SIKI MGABADELI: We are looking at the findings of an in-depth survey of South African independent financial advisers conducted by Insight Discovery, and we are speaking to the CEO, Nigel Sillitoe.
Now the inaugural South African Panorama Investment Report seeks to answer two key questions: What do IFAs think about the ever-changing regulatory environment and what do IFAs want from the asset-management companies, platform operators and other financial services companies they deal with?
So let’s speak to Nigel then. Nigel, thanks for your time this evening. Firstly, how was the survey conducted?
NIGEL SILLITOE: Thank you for seeing me. It was conducted through various research methodologies which included online, telephone interviews – and for the more executive managers of these businesses through face-to-face.
SIKI MGABADELI: What were some of the key findings, then?
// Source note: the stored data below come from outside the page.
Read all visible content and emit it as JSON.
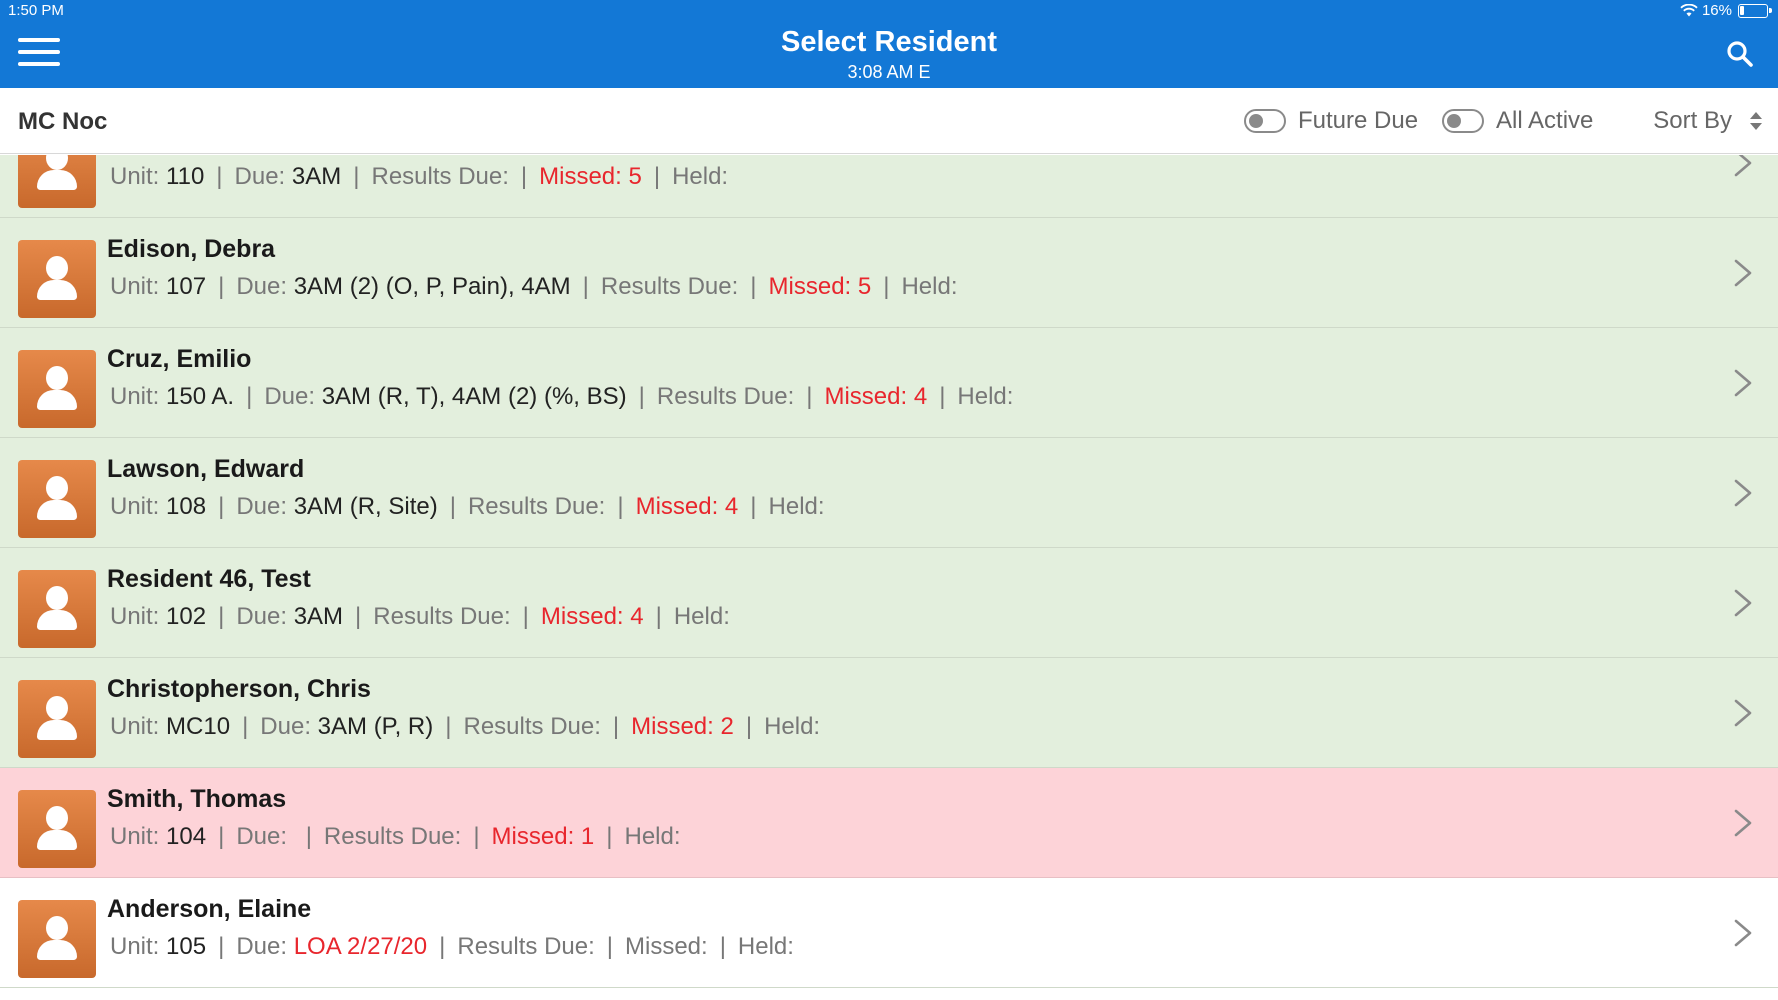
{
  "status_bar": {
    "time": "1:50 PM",
    "battery": "16%"
  },
  "header": {
    "title": "Select Resident",
    "subtitle": "3:08 AM E"
  },
  "toolbar": {
    "unit_name": "MC Noc",
    "future_due_label": "Future Due",
    "all_active_label": "All Active",
    "sort_by_label": "Sort By"
  },
  "labels": {
    "unit": "Unit:",
    "due": "Due:",
    "results_due": "Results Due:",
    "held": "Held:",
    "separator": "|"
  },
  "residents": [
    {
      "name": "",
      "unit": "110",
      "due": "3AM",
      "missed": "Missed: 5",
      "row_color": "green"
    },
    {
      "name": "Edison, Debra",
      "unit": "107",
      "due": "3AM (2) (O, P, Pain), 4AM",
      "missed": "Missed: 5",
      "row_color": "green"
    },
    {
      "name": "Cruz, Emilio",
      "unit": "150 A.",
      "due": "3AM (R, T), 4AM (2) (%, BS)",
      "missed": "Missed: 4",
      "row_color": "green"
    },
    {
      "name": "Lawson, Edward",
      "unit": "108",
      "due": "3AM (R, Site)",
      "missed": "Missed: 4",
      "row_color": "green"
    },
    {
      "name": "Resident 46, Test",
      "unit": "102",
      "due": "3AM",
      "missed": "Missed: 4",
      "row_color": "green"
    },
    {
      "name": "Christopherson, Chris",
      "unit": "MC10",
      "due": "3AM (P, R)",
      "missed": "Missed: 2",
      "row_color": "green"
    },
    {
      "name": "Smith, Thomas",
      "unit": "104",
      "due": "",
      "missed": "Missed: 1",
      "row_color": "pink"
    },
    {
      "name": "Anderson, Elaine",
      "unit": "105",
      "due": "LOA 2/27/20",
      "missed": "Missed:",
      "row_color": "white"
    }
  ],
  "colors": {
    "header_blue": "#1378d6",
    "green_row": "#e3efdd",
    "pink_row": "#fdd3d8",
    "missed_red": "#e8262d",
    "avatar_orange": "#d97b3a"
  },
  "icons": [
    "wifi-icon",
    "battery-icon",
    "menu-icon",
    "search-icon",
    "sort-icon",
    "person-icon",
    "chevron-right-icon"
  ]
}
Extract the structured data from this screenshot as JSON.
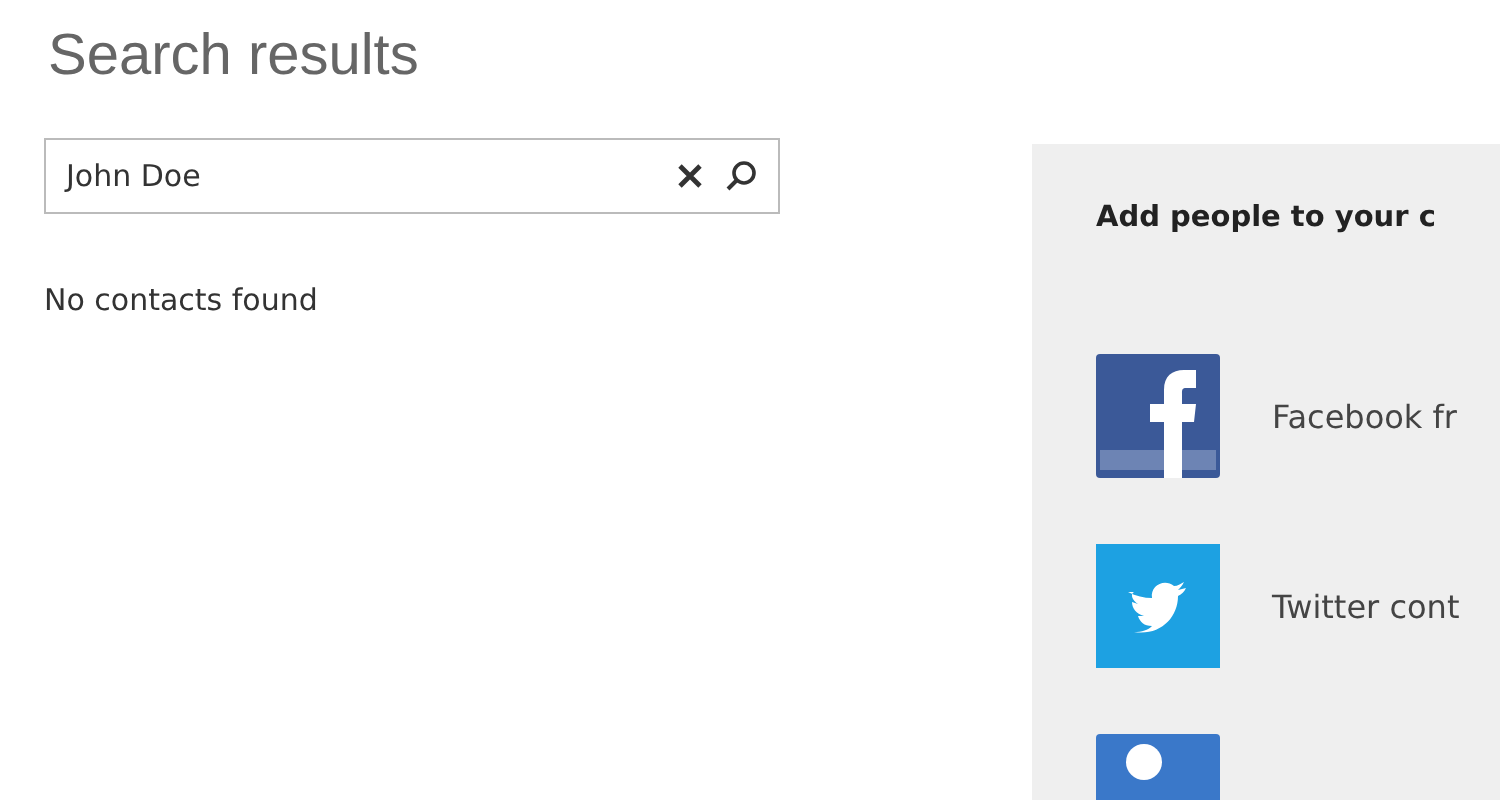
{
  "title": "Search results",
  "search": {
    "value": "John Doe"
  },
  "status": "No contacts found",
  "add_panel": {
    "heading": "Add people to your c",
    "items": [
      {
        "kind": "facebook",
        "label": "Facebook fr"
      },
      {
        "kind": "twitter",
        "label": "Twitter cont"
      },
      {
        "kind": "other"
      }
    ]
  }
}
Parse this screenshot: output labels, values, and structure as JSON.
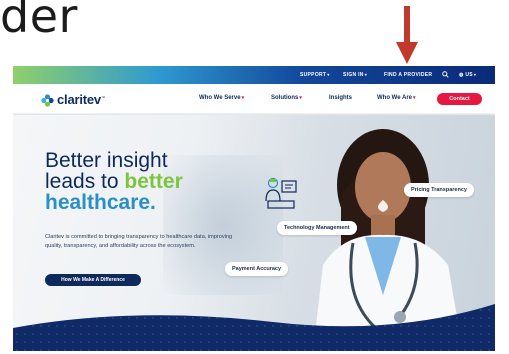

NIGEL SILLITOE: Sure. There were quite a few. The key one, I think, and this is the most interesting, is that 97% – and there were 330 in total – thought that the FSB should do more to monitor unregulated schemes and products. There are about 10 key findings, but this was one that certainly stuck out. Ninety-seven percent is a very high number, of course.
SIKI MGABADELI: Did that surprise you? Recently the FSB actually put out a press release and many media companies in South Africa reported on it, where they said that there had been a rise in these unregulated Ponzi schemes and pyramid schemes and so on.
NIGEL SILLITOE: There have been. Unfortunately this is a worldwide trend, because we do a lot of surveys like this in different countries, typically Asia and the Middle East. So there have been quite a few Ponzi schemes and scams. I think personally in South Africa the number are far fewer. It’s always painful when investors are hurt by scams, but there has been far more regulation, particularly amongst advisers in South Africa, much longer than in actual fact in many developed countries around the world.
SIKI MGABADELI: The other key finding was that 60% of financial advisers say that changing regulations are the main challenge facing them.
NIGEL SILLITOE: Correct. And this is partly because there will be additional costs borne by the advisory firms, and obviously this will have to result in a business model changing. Remember, what’s been proposed will take a while to actually introduce. With this RDR review, there are six work streams at the moment, so there is a lot of consultation, so I doubt it will actually be introduced in maybe a year or two, which gives these IFA firms plenty of time to adapt.
But the nice thing is that they are probably in a stronger position than, let’s say, advisers in the UK, where RDR was introduced a few years back, because you don’t have the global meltdown happening when RDR is being introduced in the UK, for example, which then led to a lot of people leaving the industry. I sense this won’t necessarily be repeated here in South Africa.
SIKI MGABADELI: And is there a sweep of regulatory changes happening around the world, or–
NIGEL SILLITOE: Oh gosh, a very good question. Around the world, in the past, particularly, when you look at emerging markets, there hasn’t been that much regulation, particularly between brokers and consumers. That’s all changing. So in the Middle East, for example, which is where I do a lot of research, there is very little regulation apart from in Qatar, where brokers are forced to reveal how much commission they are earning. Places like Hong Kong introduced limits for banning commissions. Singapore is doing the same. The UK has introduced already RDR – that was implemented a couple of years back. So wherever you go in the world, apart from some very small, unsophisticated markets, there is far more regulation – not just on financial advisers in general, but also among banks and insurance companies. We don’t want the regulation obviously to be too onerous because then that does put a lot of pressure on these independent financial advisers.
SIKI MGABADELI: All right, we’ll leave it there. Thanks, Nigel.